"Ne craignez pas la perfection, vous ne l'atteindrez jamais" disait le Maître. Cela vaut pour le film de Dupieux, réussi, drôle, enlevé mais qui aurait pu (dû ?) atteindre un degré supérieur. L'idée de faire jouer le peintre par six comédiens souligne son caractère égocentrique, mais seuls deux passent le test avec brio, Baer et Cohen, là où les autres échouent, sauf le vieux Dali de Didier Flament - mais il fait autre chose. La prouesse consiste à éviter le biopic et à pondre un film surréaliste sur le surréalisme (
le scénario se boucle à la perfection dans un final grandiose où tout s'agence, mais dans le délire perpétuel
) avec une belle allégeance en forme d'hommage à Bunuel,
rêve compris
. On rit beaucoup, les gags visuels sont formellement bien léchés, les réparties bien senties jaillissent avec vigueur, et les répétitions se justifient.

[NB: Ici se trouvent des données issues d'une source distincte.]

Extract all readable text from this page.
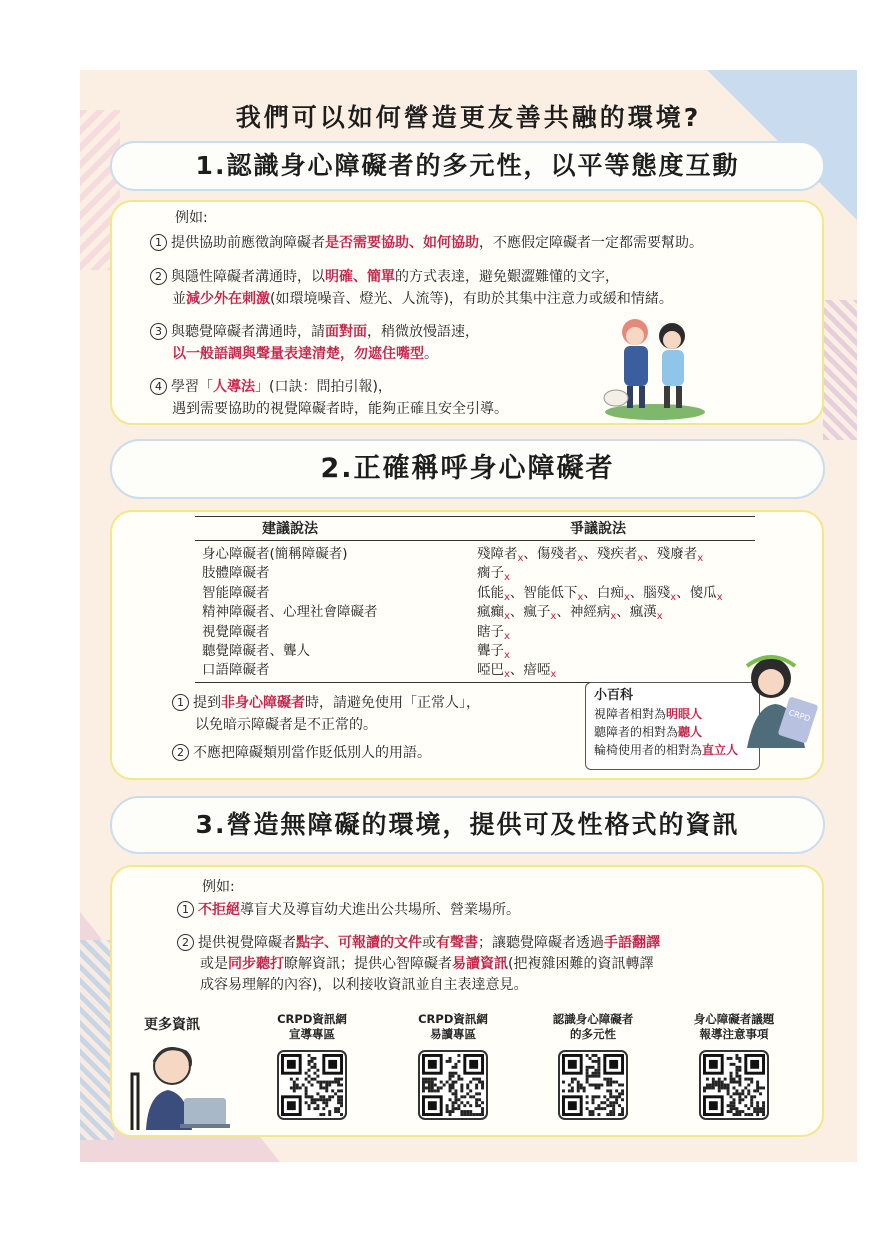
我們可以如何營造更友善共融的環境?
1.認識身心障礙者的多元性，以平等態度互動
例如:
1 提供協助前應徵詢障礙者是否需要協助、如何協助，不應假定障礙者一定都需要幫助。
2 與隱性障礙者溝通時，以明確、簡單的方式表達，避免艱澀難懂的文字，
並減少外在刺激(如環境噪音、燈光、人流等)，有助於其集中注意力或緩和情緒。
3 與聽覺障礙者溝通時，請面對面，稍微放慢語速，
以一般語調與聲量表達清楚，勿遮住嘴型。
4 學習「人導法」(口訣：問拍引報)，
遇到需要協助的視覺障礙者時，能夠正確且安全引導。
2.正確稱呼身心障礙者
建議說法	爭議說法
身心障礙者(簡稱障礙者)	殘障者$_x$、傷殘者$_x$、殘疾者$_x$、殘廢者$_x$
肢體障礙者	瘸子$_x$
智能障礙者	低能$_x$、智能低下$_x$、白痴$_x$、腦殘$_x$、傻瓜$_x$
精神障礙者、心理社會障礙者	瘋癲$_x$、瘋子$_x$、神經病$_x$、瘋漢$_x$
視覺障礙者	瞎子$_x$
聽覺障礙者、聾人	聾子$_x$
口語障礙者	啞巴$_x$、瘖啞$_x$
1 提到非身心障礙者時，請避免使用「正常人」，
以免暗示障礙者是不正常的。
2 不應把障礙類別當作貶低別人的用語。
小百科
視障者相對為明眼人
聽障者的相對為聽人
輪椅使用者的相對為直立人
CRPD
3.營造無障礙的環境，提供可及性格式的資訊
例如:
1 不拒絕導盲犬及導盲幼犬進出公共場所、營業場所。
2 提供視覺障礙者點字、可報讀的文件或有聲書；讓聽覺障礙者透過手語翻譯
或是同步聽打瞭解資訊；提供心智障礙者易讀資訊(把複雜困難的資訊轉譯
成容易理解的內容)，以利接收資訊並自主表達意見。
更多資訊	CRPD資訊網
宣導專區
CRPD資訊網
易讀專區
認識身心障礙者
的多元性
身心障礙者議題
報導注意事項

Cependant, le film laisse un goût de trop-peu, l'entreprise se révèle vaine, légèrement boursouflée, et cet exercice de style, s'il laisse un bon souvenir, agréable, n'imprime pas la trace d'une grande oeuvre. Il y a du génie, et du soufflé qui retombe : n'est-ce pas le cas de la peinture de Dali, toujours superbement réalisée, parfois anecdotique, voire facile ? Oh il y a des merveilles - et du chiqué. Délectons-nous du film, comme d'un bon ragoût, meilleur quand il est réchauffé, car le temps passe, et file, et s'écoule comme l'eau d'un piano...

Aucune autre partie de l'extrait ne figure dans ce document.